7
votes

gcc's treatment of variadic templates is well known to be patchy (see for example this and this), but I wonder whether the following bug is already known (I cannot find it at bugzilla) or whether it is indeed a bug. Essentially, gcc (4.8.1) fails to expand a parameter pack inside a lambda:

#include <vector>
#include <algorithm>
#include <type_traits>

template<typename T, typename F, typename... X>
void bar(std::vector<T> const&c, F const&f, X&&... x)
{
  std:for_each(c.begin(),c.end(),[&](const T&t)
         { f(t,std::forward<X>(x)...); });
}

this causes (even without any instantiation)

error: parameter packs not expanded with ‘...’:
  { f(t,std::forward<X>(x)...); });
                        ^

any idea how to avoid that? (note: okay with icpc 14.0.2 and clang 3.4) Or is gcc correct after all and clang & icpc wrong?

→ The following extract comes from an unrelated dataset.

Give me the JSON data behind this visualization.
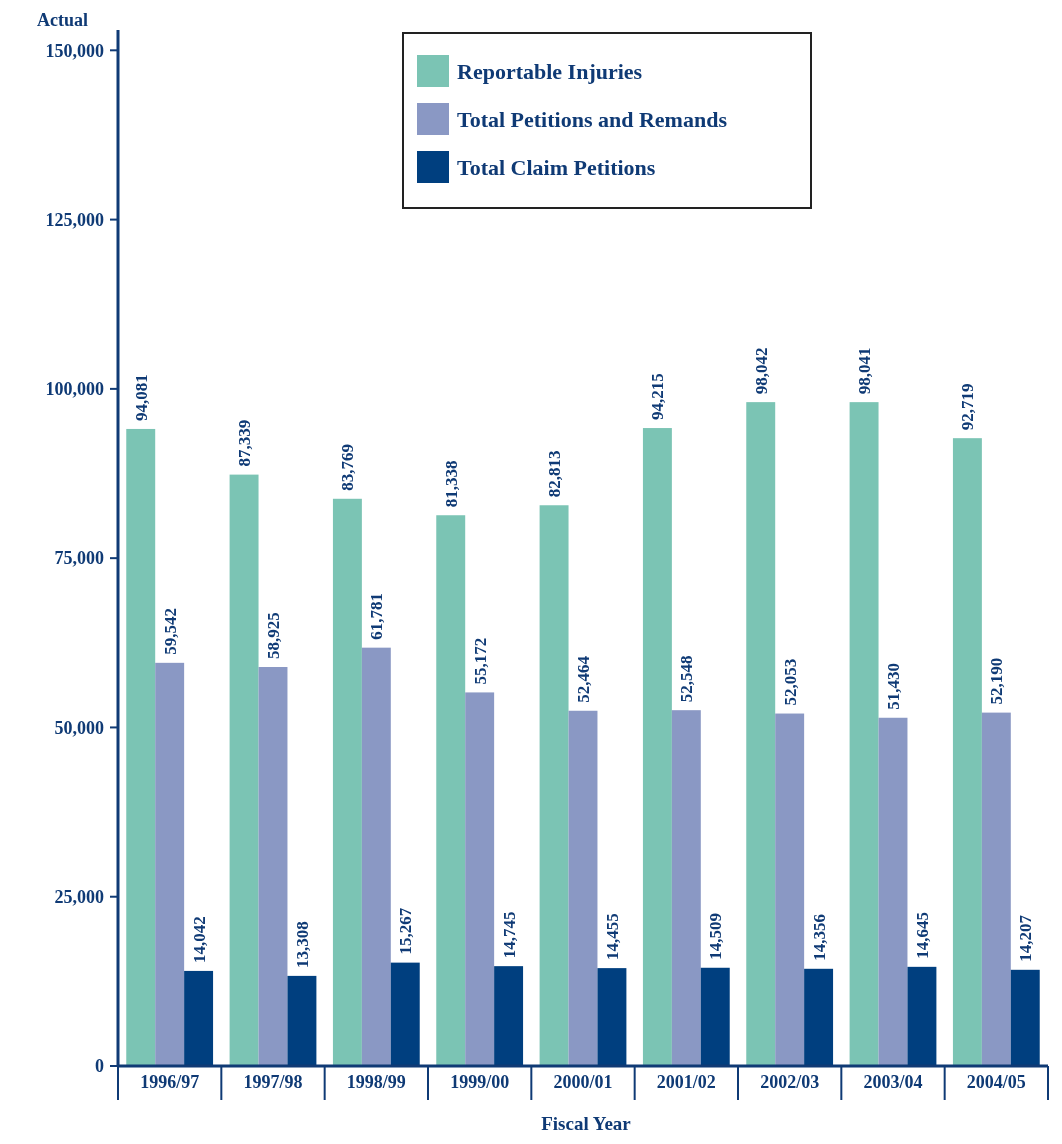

edit Note that the problem is the lambda, as also this doesn't compile:

template<typename T, typename F, typename... X>
void bar(std::vector<T> const&c, F const&f, X&&... x)
{
auto func = [&](const T&t){ f(t,std::forward<X>(x)...); };
std:for_each(c.begin(),c.end(),func);
}

with the "error" report in the lambda defiition.

1
What is the first parameter passed t? - Manu343726
@Manu343726 What does it matter? The error reports even with no instantiation. See it live - WhozCraig
Random suggestion: [&x...] do anything? Or stuff them in a tuple<X&&...> before pulling them out with an std::get<Is>(tup)... - Yakk - Adam Nevraumont
@Yakk Why should [&x...] help? I could try the tuple trick, but I'm afraid the compiler will not optimise that away ... - Walter
@walter Just stabs at workarounds: the compiler is wrong. - Yakk - Adam Nevraumont

1 Answers

8
votes

Given that the code compiles cleanly with both clang version 3.5 (trunk 202594) and more importantly with gcc version 4.9.0 20140302 (experimental) (GCC), both with -Wall, I would say it was an issue with the earlier versions of gcc.